Est-ce que mes propres conseils m’ont servi ?
Est-ce que j’ai eu une préparation efficace ?
Ai-je eu l’accouchement physiologique que je désirai ?

Les réponses sont oui. OUI. OUI !

Voici le récit de mon accouchement :

La semaine débute, nous sommes lundi 7 juillet, je suis à 25 jours de la date présumée d’accouchement. Je me sens différente.
Je sais que l’heure de la rencontre approche. 
J’ai de plus en plus de contractions, bien que bénignes.

Le mardi 8 juillet, j’ai ma dernière prise de sang à faire.
La journée passe, toujours avec des contractions superficielles et peu nombreuses.
Néanmoins, je sens que mon corps travaille, mes hanches et mes reins me tiraillent.
Ces signes annonciateurs me donnent envie de faire des exercices sur le ballon et d’autres étirements appris lors de mes précédentes grossesses ainsi que lors d’un cours de yoga.

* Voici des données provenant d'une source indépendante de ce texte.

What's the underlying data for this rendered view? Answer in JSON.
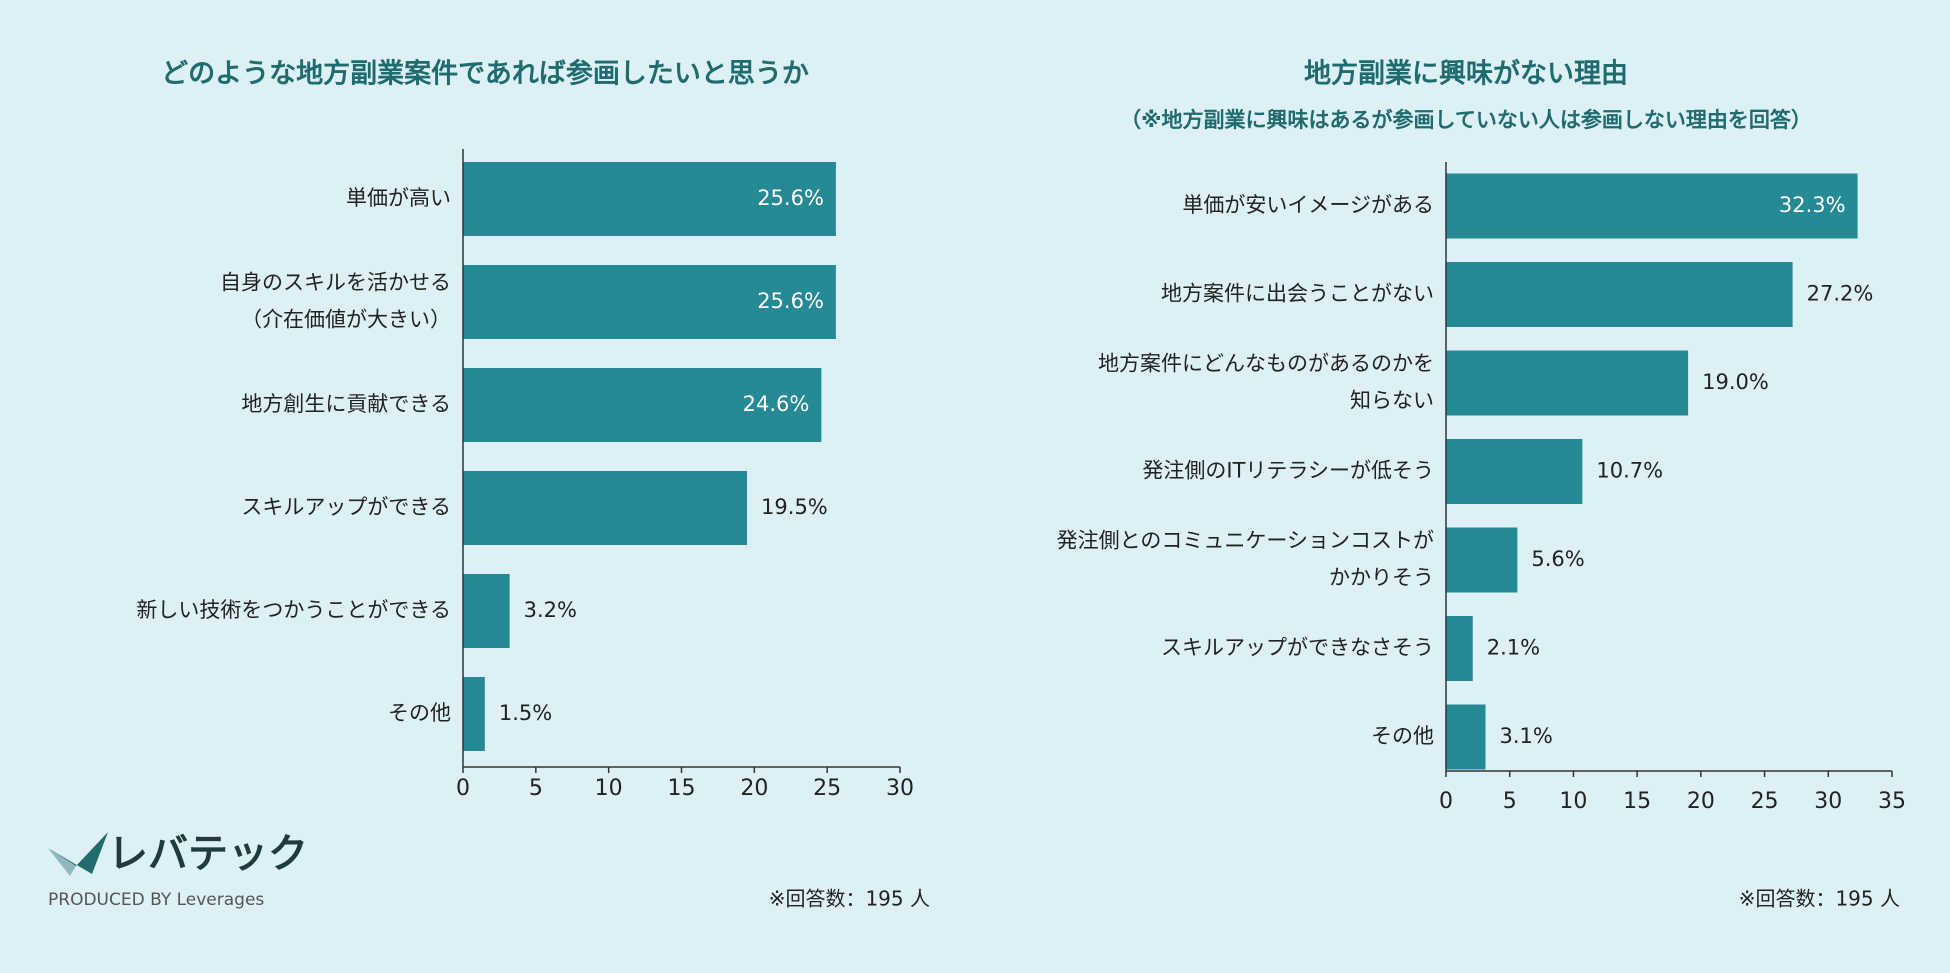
{
  "brand": {
    "logo": "レバテック",
    "tagline": "PRODUCED BY Leverages"
  },
  "chart_data": [
    {
      "type": "hbar",
      "title": "どのような地方副業案件であれば参画したいと思うか",
      "categories": [
        [
          "単価が高い"
        ],
        [
          "自身のスキルを活かせる",
          "（介在価値が大きい）"
        ],
        [
          "地方創生に貢献できる"
        ],
        [
          "スキルアップができる"
        ],
        [
          "新しい技術をつかうことができる"
        ],
        [
          "その他"
        ]
      ],
      "values": [
        25.6,
        25.6,
        24.6,
        19.5,
        3.2,
        1.5
      ],
      "value_labels": [
        "25.6%",
        "25.6%",
        "24.6%",
        "19.5%",
        "3.2%",
        "1.5%"
      ],
      "color": "#258a96",
      "xlim": [
        0,
        30
      ],
      "xticks": [
        0,
        5,
        10,
        15,
        20,
        25,
        30
      ],
      "note": "※回答数：195 人"
    },
    {
      "type": "hbar",
      "title": "地方副業に興味がない理由",
      "subtitle": "（※地方副業に興味はあるが参画していない人は参画しない理由を回答）",
      "categories": [
        [
          "単価が安いイメージがある"
        ],
        [
          "地方案件に出会うことがない"
        ],
        [
          "地方案件にどんなものがあるのかを",
          "知らない"
        ],
        [
          "発注側のITリテラシーが低そう"
        ],
        [
          "発注側とのコミュニケーションコストが",
          "かかりそう"
        ],
        [
          "スキルアップができなさそう"
        ],
        [
          "その他"
        ]
      ],
      "values": [
        32.3,
        27.2,
        19.0,
        10.7,
        5.6,
        2.1,
        3.1
      ],
      "value_labels": [
        "32.3%",
        "27.2%",
        "19.0%",
        "10.7%",
        "5.6%",
        "2.1%",
        "3.1%"
      ],
      "color": "#258a96",
      "xlim": [
        0,
        35
      ],
      "xticks": [
        0,
        5,
        10,
        15,
        20,
        25,
        30,
        35
      ],
      "note": "※回答数：195 人"
    }
  ]
}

Le mercredi 9 juillet, j’ai du travail sur ordinateur à terminer mais la position assise m’est vraiment inconfortable.
J’ai envie d’être debout, de marcher…
Mon ours m’observe du coin de l’œil et me fait remarquer que l’arrivée du bébé n’est qu’une question d’heures.

Pendant la nuit, je me réveille à 1h du matin avec des contractions. De douces contractions qui me tiennent en éveil.
Je me sens joyeuse et je n’ai plus très envie de dormir.
Finalement, le sommeil revient vers 4h du matin.
Je me réveille et les contractions sont toujours là, mais irrégulières.

Nous sommes le jeudi 10 juillet et ce jour là, c’est le départ du Tour de France dans notre ville.
Afin de se sentir zen si le départ en maternité doit se faire, on décide d’appeler MamieCotte pour qu’elle vienne chercher les trois loupiots. Ils sont euphoriques !

Je prends le temps d’une douche chaude, de me coiffer, me maquiller un peu, puis de finir la valise.
Je porte ma robe longue grise dans laquelle je me sens jolie et à l’aise.

Les enfants partiront vers 10H et nous restons à deux dans notre Terrier, tel un jeune couple attendant leur premier enfant.

J’alterne entre les postures sur le ballon et un peu de sophro sur le canapé quand je me sens fatiguée.

Midi arrive rapidement et les contractions deviennent douloureuses.
Jusque là, j’arrivais à être mobile lorsque la gêne montait, mais à présent, leur intensité me fige, et je dois prendre des positions qui étirent mon dos. L’Ours me masse le bas du dos – c’est apaisant.
On décide de calculer le temps entre chaque : elles sont espacées de 3 à 4 minutes.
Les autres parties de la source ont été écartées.